Statistical Modeling, Causal Inference, and Social Science•Mar 26, 2026

Key Takeaways

•FDA draft guidance encourages Bayesian methods in trials.
•Reviewers often accept outdated frequentist analyses.
•Group sequential Bayesian designs stop later than needed.
•Improper model diagnostics can distort trial alpha levels.
•Understanding priors critical for regulatory acceptance.

Summary

Frank Harrell, a former FDA statistician, responded to recent JAMA commentary on the agency’s draft guidance promoting Bayesian methods for clinical trials. He highlighted that while the guidance is a step forward, FDA reviewers still rely on traditional frequentist approaches that can be statistically inefficient. Harrell cited a group‑sequential Bayesian design example showing that conventional boundaries are overly conservative, leading to delayed trial conclusions. He plans further discussion on differing perspectives from other authors on the draft guidance.

Pulse Analysis

The FDA’s draft guidance on Bayesian methods marks a pivotal shift in how clinical trials may be designed and evaluated. Historically, regulatory reviewers have leaned heavily on frequentist tools such as t‑tests and linear mixed models, sometimes without rigorous diagnostics. This reliance can mask model misspecification, inflate type‑I error rates, and ultimately prolong the path to market. By formally acknowledging Bayesian approaches, the agency signals openness to adaptive designs that incorporate prior information, potentially reducing sample sizes and accelerating decision‑making.
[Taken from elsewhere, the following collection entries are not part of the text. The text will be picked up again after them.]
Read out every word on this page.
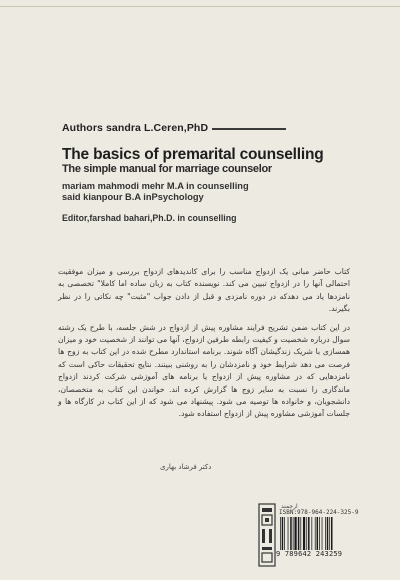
Authors sandra L.Ceren,PhD
The basics of premarital counselling
The simple manual for marriage counselor
mariam mahmodi mehr M.A in counselling
said kianpour B.A inPsychology
Editor,farshad bahari,Ph.D. in counselling

کتاب حاضر مبانی یک ازدواج مناسب را برای کاندیدهای ازدواج بررسی و میزان موفقیت احتمالی آنها را در ازدواج تبیین می کند. نویسنده کتاب به زبان ساده اما کاملا" تخصصی به نامزدها یاد می دهدکه در دوره نامزدی و قبل از دادن جواب "مثبت" چه نکاتی را در نظر بگیرند.

در این کتاب ضمن تشریح فرایند مشاوره پیش از ازدواج در شش جلسه، با طرح یک رشته سوال درباره شخصیت و کیفیت رابطه طرفین ازدواج، آنها می توانند از شخصیت خود و میزان همسازی با شریک زندگیشان آگاه شوند. برنامه استاندارد مطرح شده در این کتاب به زوج ها فرصت می دهد شرایط خود و نامزدشان را به روشنی ببینند. نتایج تحقیقات حاکی است که نامزدهایی که در مشاوره پیش از ازدواج یا برنامه های آموزشی شرکت کردند ازدواج ماندگاری را نسبت به سایر زوج ها گزارش کرده اند. خواندن این کتاب به متخصصان، دانشجویان، و خانواده ها توصیه می شود. پیشنهاد می شود که از این کتاب در کارگاه ها و جلسات آموزشی مشاوره پیش از ازدواج استفاده شود.

دکتر فرشاد بهاری
ارجمند
ISBN:978-964-224-325-9
9 789642 243259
A core contention raised by Frank Harrell is the divergence between Bayesian and frequentist inference in sequential analyses. In group‑sequential trials, conventional frequentist boundaries are deliberately conservative to control false‑positive rates, often causing sponsors to continue studies well beyond the point of clear efficacy. Harrell’s cited example demonstrates that a Bayesian operating‑characteristic framework can achieve comparable certainty while stopping much earlier, preserving resources and patient exposure. This efficiency gain is especially relevant for therapeutic areas with high unmet need, where rapid evidence generation can translate into life‑saving interventions.

Beyond methodological nuances, the discussion reflects broader implications for the pharmaceutical ecosystem. Companies that invest in robust prior elicitation and transparent Bayesian modeling may gain a competitive edge, as regulators become more comfortable with these techniques. Conversely, neglecting proper model diagnostics—such as verifying covariance structures or avoiding unnecessary dichotomization—can erode scientific integrity and invite regulatory scrutiny. As the FDA continues to refine its guidance, stakeholders should prioritize statistical literacy, embrace adaptive Bayesian designs, and align trial protocols with emerging evidentiary standards to stay ahead in a fast‑evolving landscape.